Spotlight On Linda McFarlane

I started volunteering with Macmillan after spending most of my working life working as a Nursery Nurse with West Lothian Council.


I retired from my post about 3 years ago and after taking time to settle into retirement I decided that I would like to spend some of my retirement doing voluntary work.

I thought about volunteering with Macmillan after a conversation with a friend who already was part of the Macmillan team and felt that it was something that I would be interested in doing. After applying to Macmillan I was accepted to take part in the training. This involved 2 1/2 days of fairly intense training which covered a range of different subjects and areas to help us in our role as a volunteer. The Macmillan co-ordinators were very supportive and encouraging throughout our training and always available to answer any questions or anything else that might crop up. After the initial training, would- be volunteers then had the opportunity to shadow current, more experienced, volunteers to get an idea of what it would be like.

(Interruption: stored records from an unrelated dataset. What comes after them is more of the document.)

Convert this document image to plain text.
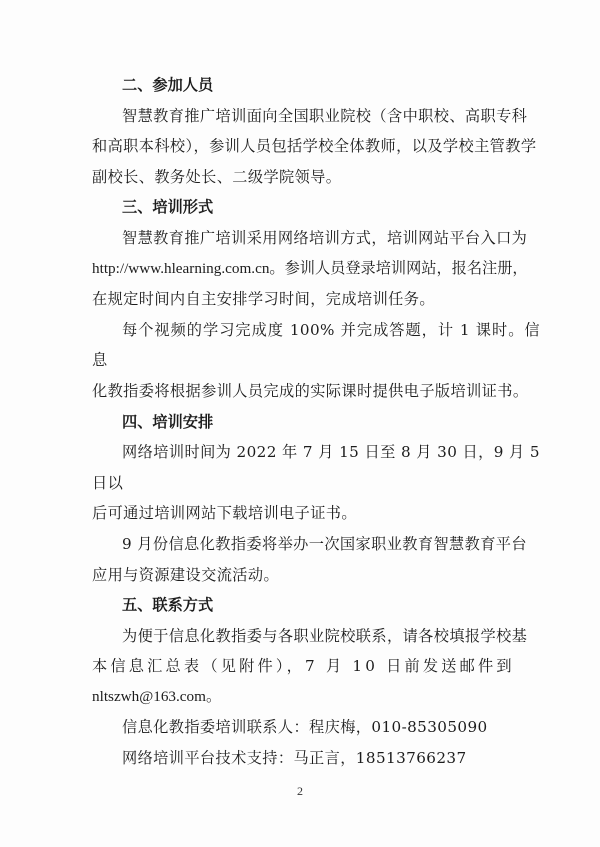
二、参加人员

智慧教育推广培训面向全国职业院校（含中职校、高职专科
和高职本科校），参训人员包括学校全体教师，以及学校主管教学
副校长、教务处长、二级学院领导。

三、培训形式

智慧教育推广培训采用网络培训方式，培训网站平台入口为
http://www.hlearning.com.cn。参训人员登录培训网站，报名注册，
在规定时间内自主安排学习时间，完成培训任务。

每个视频的学习完成度 100% 并完成答题，计 1 课时。信息
化教指委将根据参训人员完成的实际课时提供电子版培训证书。

四、培训安排

网络培训时间为 2022 年 7 月 15 日至 8 月 30 日，9 月 5 日以
后可通过培训网站下载培训电子证书。

9 月份信息化教指委将举办一次国家职业教育智慧教育平台
应用与资源建设交流活动。

五、联系方式

为便于信息化教指委与各职业院校联系，请各校填报学校基
本信息汇总表（见附件），7 月 10 日前发送邮件到
nltszwh@163.com。

信息化教指委培训联系人：程庆梅，010-85305090

网络培训平台技术支持：马正言，18513766237

2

I have now been volunteering with Macmillan for just over a year, offering information and support to people who come into the Macmillan hubs in various locations throughout West Lothian. We are there to give service users information about the different types of support that Macmillan can provide, from giving out leaflets/ books on a wide range of topics relating to cancer eg. different types of cancer & treatments, how it can affect your work and relationships, dietary needs & recipe books, different types of support for family members etc but also to be there as a listening ear to cancer patients, their families and anyone affected by cancer. We can also arrange appointments with the Macmillan benefits adviser for service users. Sometimes service users just like to come in, even when they have completed their treatment and on the road to recovery, for a chat over a cup of tea and to keep in touch with the volunteers who have provided support during the course of their illness.

Volunteers usually work in twos and there is always a co-ordinator on hand to help provide further advice or support, if necessary.  The other volunteers are all very friendly and we are there to support each other during our volunteer sessions which usually last 2/3 hours . The sessions are held over 5 days (mornings and afternoons) but it is up to each volunteer to decide how many sessions per week they would like to do. I usually do one session per week and this also allows me plenty of time for family and other interests that I have.

On-going training courses are available to volunteers who would like to increase their knowledge or keep their skills updated.

One of the main reasons that I decided to volunteer with Macmillan is due to the fact that I lost my sister to cancer 15 years ago. At the time of her diagnosis there was very little information about Pancreatic cancer (apart from what she received from the hospital) or support available for patients and their families. It was a very difficult time for the whole family and personally I felt I had nowhere to turn to get support to enable me to support my sister. I feel that with these Macmillan hubs there is now much more support readily available for anyone affected by cancer as well as the patients themselves. The hubs provide a safe, welcoming environment for everyone whether it's for a one off visit or for frequent visits over a period of time.

I enjoy working with the other volunteers and enjoy meeting the people who come in to use the hubs. I feel that we are there providing a much needed service for people when, at a very difficult, stressful and worrying time, they don't know where to turn to get support and information.